Three days of listening to his captives hollering through the vents was wearing on Calvin’s sanity. It didn’t help that the computer was alternately suggesting letting the girl out to play, or venting them both into space. He was fairly sure the computer was only joking on the latter, out of frustration at him. The floor cleaning robot zipped into the room and slammed into his heel, startling him out of his thoughts. He frowned down at it.
“What is going on with you, little guy?” He picked it up and it beeped and whirred at him. “Chasing you? Just don’t let her catch you.” It whirred again. “No you can’t stop delivering food to her. People need food.” He set it down on the floor and nudged it with his foot. It beeped at him and scurried away to wherever it hid when not working. He couldn’t bring himself to feed the girl, so he’d been sending the little robot with a plate of food on top. It seemed that wouldn’t be a solution for long though; she was giving the poor thing fits by chasing and pouncing on it regularly.
The console beeped at him. It was time to let his father know about the delay. He sat up straight and started the call, his heart sinking as someone quickly picked up.
“I have buyers asking questions, boy. They want pictures of the vagrant, need to know if he’s gonna be a fighter or fodder.”

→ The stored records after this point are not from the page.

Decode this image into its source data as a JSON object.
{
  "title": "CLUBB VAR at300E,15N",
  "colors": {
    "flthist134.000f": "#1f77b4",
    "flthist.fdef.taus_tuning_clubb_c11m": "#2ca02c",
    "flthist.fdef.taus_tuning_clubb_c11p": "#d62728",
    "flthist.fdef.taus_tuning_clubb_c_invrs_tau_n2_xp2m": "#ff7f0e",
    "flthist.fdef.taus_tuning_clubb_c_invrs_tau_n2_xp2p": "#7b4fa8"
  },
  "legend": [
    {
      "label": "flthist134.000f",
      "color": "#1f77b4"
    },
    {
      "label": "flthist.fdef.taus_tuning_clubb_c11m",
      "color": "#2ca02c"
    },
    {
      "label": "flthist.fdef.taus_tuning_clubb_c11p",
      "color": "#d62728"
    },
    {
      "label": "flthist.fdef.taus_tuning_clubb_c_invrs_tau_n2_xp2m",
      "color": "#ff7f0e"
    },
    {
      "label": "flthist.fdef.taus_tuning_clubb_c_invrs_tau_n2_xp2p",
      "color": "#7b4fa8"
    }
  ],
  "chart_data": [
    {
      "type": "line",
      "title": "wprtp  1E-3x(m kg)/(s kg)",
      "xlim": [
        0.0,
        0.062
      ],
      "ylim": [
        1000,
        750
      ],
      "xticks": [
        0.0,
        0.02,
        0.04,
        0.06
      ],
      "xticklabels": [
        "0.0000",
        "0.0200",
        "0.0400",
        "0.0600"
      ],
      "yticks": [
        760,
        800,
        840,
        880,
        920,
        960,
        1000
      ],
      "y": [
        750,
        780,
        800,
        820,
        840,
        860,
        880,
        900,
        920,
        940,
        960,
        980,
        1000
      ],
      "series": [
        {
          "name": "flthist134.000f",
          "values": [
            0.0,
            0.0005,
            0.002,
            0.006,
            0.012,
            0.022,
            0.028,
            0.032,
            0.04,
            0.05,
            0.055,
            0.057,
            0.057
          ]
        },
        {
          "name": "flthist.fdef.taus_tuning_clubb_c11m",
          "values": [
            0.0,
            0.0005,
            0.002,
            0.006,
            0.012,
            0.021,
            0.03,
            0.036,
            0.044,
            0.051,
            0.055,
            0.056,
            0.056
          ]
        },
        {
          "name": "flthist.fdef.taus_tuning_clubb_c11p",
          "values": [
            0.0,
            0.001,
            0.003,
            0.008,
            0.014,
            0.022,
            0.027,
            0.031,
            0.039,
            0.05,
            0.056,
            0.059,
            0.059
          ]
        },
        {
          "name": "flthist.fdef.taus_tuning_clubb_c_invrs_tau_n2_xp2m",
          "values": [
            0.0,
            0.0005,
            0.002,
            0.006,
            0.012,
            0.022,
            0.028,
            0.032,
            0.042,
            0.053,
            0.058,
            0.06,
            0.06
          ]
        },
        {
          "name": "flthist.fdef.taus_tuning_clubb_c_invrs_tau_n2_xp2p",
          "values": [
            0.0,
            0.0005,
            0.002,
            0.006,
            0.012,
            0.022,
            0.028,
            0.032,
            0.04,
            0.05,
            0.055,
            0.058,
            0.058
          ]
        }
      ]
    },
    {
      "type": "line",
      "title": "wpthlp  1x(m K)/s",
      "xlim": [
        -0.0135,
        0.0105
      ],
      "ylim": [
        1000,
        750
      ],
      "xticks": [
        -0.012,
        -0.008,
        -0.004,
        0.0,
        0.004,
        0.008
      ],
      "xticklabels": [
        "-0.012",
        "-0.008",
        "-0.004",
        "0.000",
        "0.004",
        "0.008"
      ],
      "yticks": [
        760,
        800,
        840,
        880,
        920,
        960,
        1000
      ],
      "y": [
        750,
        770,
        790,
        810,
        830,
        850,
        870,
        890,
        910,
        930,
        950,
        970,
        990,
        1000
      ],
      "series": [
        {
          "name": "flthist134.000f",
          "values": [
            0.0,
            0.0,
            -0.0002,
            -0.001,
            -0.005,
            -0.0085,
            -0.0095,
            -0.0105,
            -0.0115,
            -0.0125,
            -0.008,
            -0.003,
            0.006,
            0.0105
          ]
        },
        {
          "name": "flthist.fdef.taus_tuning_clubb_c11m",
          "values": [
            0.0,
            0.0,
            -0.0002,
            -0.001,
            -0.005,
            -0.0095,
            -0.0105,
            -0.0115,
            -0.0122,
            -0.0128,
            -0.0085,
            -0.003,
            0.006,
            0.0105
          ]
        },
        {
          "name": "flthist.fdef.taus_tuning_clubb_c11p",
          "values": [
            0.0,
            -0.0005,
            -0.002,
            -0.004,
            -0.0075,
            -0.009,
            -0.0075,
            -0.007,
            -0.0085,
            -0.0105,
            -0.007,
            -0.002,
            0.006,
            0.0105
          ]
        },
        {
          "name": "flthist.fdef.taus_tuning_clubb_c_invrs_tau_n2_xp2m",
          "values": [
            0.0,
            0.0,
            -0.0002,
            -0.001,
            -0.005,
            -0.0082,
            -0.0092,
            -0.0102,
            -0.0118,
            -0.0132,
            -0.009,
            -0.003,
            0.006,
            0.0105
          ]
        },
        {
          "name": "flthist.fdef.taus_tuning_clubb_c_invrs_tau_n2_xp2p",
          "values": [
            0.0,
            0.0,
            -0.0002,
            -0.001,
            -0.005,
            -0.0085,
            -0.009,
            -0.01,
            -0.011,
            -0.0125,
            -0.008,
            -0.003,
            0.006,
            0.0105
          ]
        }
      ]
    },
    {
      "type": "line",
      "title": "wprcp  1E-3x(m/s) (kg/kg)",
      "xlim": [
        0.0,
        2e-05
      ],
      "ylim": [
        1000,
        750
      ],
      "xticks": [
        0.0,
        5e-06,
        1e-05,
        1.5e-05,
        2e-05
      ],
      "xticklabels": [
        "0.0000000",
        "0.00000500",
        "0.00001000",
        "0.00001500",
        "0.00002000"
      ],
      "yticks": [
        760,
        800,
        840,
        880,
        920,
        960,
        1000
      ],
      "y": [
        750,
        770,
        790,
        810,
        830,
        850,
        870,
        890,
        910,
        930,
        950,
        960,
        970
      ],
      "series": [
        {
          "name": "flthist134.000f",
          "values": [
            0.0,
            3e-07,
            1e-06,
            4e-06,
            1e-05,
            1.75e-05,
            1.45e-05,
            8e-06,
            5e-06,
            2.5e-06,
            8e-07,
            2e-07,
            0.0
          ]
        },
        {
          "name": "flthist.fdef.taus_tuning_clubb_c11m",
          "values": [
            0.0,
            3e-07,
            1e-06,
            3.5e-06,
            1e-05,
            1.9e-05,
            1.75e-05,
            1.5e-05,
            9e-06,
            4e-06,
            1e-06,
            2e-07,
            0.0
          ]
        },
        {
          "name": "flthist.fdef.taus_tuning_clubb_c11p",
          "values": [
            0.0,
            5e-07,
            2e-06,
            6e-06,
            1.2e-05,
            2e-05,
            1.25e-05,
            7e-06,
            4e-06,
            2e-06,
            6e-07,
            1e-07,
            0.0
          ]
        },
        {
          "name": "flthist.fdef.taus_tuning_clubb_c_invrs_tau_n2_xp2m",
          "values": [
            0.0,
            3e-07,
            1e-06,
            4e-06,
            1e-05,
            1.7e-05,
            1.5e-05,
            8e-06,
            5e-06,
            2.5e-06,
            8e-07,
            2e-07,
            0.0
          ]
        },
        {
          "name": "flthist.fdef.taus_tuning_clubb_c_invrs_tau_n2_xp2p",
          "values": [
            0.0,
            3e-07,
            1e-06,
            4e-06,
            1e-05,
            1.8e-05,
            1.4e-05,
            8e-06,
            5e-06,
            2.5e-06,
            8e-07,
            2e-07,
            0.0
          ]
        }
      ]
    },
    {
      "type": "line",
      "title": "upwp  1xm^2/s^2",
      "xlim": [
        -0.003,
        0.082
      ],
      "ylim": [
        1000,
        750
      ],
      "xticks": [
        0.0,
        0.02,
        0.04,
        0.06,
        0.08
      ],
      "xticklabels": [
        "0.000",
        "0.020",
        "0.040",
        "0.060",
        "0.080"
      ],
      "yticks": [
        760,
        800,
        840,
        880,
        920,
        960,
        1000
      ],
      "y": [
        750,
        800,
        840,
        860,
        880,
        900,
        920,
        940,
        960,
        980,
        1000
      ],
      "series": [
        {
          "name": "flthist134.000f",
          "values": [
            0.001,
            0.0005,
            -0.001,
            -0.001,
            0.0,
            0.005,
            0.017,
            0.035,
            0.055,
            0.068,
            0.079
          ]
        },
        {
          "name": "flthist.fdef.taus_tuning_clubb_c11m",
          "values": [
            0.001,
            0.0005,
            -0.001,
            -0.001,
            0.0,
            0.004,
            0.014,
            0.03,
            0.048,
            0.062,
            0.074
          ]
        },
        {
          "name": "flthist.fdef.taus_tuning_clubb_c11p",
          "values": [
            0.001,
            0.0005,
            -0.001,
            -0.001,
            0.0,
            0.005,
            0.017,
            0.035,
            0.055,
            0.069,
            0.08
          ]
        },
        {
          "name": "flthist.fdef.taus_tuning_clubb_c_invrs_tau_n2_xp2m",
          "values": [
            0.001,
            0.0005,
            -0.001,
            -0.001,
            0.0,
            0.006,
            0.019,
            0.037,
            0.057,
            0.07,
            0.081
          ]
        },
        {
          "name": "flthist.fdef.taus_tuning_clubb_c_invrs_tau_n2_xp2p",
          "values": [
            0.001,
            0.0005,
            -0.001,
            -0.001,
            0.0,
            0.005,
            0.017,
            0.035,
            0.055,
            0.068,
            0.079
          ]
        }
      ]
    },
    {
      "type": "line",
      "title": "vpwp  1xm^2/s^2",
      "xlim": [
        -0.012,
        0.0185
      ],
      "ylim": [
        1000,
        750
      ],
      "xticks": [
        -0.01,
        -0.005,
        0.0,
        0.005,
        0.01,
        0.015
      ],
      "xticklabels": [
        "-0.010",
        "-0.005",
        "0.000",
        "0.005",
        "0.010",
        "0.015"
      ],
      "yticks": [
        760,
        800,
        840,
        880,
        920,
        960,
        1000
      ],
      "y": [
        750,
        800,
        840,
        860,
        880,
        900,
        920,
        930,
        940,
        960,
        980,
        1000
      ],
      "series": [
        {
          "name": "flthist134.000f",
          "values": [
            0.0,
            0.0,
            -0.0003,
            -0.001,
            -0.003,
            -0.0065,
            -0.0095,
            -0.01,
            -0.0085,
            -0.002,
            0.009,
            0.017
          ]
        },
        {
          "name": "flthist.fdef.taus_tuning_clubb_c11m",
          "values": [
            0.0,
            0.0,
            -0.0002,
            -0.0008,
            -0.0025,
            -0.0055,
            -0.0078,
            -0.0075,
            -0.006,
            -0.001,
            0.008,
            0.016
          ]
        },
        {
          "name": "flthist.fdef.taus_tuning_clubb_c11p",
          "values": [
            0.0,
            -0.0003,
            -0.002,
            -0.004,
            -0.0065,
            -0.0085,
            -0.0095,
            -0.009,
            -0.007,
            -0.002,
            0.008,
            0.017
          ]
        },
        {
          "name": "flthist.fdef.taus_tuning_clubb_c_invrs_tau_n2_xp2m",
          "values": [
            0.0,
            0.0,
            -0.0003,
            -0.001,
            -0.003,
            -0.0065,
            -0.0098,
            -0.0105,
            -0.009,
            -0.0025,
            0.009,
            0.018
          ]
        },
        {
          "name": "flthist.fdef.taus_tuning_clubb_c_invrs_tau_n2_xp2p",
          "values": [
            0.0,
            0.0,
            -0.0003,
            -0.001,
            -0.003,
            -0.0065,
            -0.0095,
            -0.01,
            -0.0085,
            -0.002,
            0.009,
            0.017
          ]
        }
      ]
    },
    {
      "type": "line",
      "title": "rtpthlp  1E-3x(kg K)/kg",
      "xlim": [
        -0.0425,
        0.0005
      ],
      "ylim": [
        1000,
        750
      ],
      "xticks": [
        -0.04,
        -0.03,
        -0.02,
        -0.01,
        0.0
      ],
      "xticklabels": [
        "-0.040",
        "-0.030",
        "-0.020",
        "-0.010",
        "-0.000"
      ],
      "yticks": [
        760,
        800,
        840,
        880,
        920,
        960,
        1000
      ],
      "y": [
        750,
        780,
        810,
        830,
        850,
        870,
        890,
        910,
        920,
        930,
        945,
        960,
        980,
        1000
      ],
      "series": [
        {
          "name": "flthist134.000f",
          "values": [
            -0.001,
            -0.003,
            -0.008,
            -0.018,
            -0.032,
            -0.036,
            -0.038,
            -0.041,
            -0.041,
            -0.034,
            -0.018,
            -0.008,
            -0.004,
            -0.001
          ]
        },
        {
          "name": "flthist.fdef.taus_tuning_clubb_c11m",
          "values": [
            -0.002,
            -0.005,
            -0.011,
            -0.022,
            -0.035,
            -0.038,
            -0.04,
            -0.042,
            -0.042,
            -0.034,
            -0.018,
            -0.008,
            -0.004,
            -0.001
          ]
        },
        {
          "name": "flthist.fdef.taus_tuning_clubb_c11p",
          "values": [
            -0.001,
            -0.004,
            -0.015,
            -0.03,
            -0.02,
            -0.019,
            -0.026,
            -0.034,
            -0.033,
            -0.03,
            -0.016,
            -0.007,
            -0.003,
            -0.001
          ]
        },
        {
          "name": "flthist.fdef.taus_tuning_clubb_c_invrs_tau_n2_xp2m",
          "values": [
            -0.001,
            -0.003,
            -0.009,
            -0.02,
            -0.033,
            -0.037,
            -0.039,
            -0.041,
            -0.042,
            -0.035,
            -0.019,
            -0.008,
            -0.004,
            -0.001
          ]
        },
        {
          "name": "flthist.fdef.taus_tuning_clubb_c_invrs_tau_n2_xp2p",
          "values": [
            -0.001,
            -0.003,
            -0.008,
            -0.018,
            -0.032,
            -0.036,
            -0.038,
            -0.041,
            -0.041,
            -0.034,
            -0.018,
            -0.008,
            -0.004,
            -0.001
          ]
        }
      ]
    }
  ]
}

“I can’t have pictures like that going over my signal, it could get traced back to me.” Calvin could feel his father’s disapproving look even without a video link, “I’m pretty sure he’s been in the fights before though, enough healed over bite wounds and claw marks. And he’s not missing any pieces so he was probably good.”
“Well I suppose that’ll do until I get a look at him. The girl’s going for a better price anyways. Your idiot brother managed to rope in a couple of suckers looking for a cute pet.”
Calvin bit the inside of his cheek at the comment about his brother, and winced, “Maybe you should let him take over, he wants more to do with this whole racket than I do.”
“You’re useful, boy, he’s a fool. And watch your tone with me. I’ll take away that nice ship you’re so fond of and ground you in a heartbeat. You’ll be here on time, right?”
“I already told you I had to use half my supplies feeding the vagrant and the girl’s woken up so I have to stop for supplies, it’ll put me a day or two behind.”
“You better be putting some fire under your tail, boy. I find out you’ve been dawdling it’ll come out of your hide.”
“As if your fat ass could do anything.” Calvin muttered a little louder than he’d planned.
“What was that?” The rise in tone of his father’s voice suggested he’d heard just fine.
“I’ll be there as fast as I can.” Calvin disconnected before he could get himself in more trouble and threw a nearby pen at the wall. Soft music started playing and the lighting turned a calming lavender. “Not now, computer, just let me be angry.” He stood up as the music turned off and the lights brightened again. A second’s thought made him grab the repaired data crystal and he found himself in front of the girl’s door.
There were still bird noises coming from inside. The computer was running through it’s entire database for anything to keep her occupied. It was only distracting her half the time now. He took a deep breath and opened the door, only to have the breath knocked out of him as the girl tackled him. For being so tiny, she still managed to hit quite hard.
“Mr. Calvin! I knew you were here! Are we almost at the station? Is that my crystal?” She snatched it from the floor where he’d dropped it, “You fixed it! Where’s Mr. Wolf?”
Calvin wheezed a little and coughed as she slid off his chest, “Next room.” He sat up and felt for broken ribs as she skipped over to the next door and opened it, disappearing inside. “Hope I don’t regret this…” The ship beeped at him cheerfully from the nearest control panel.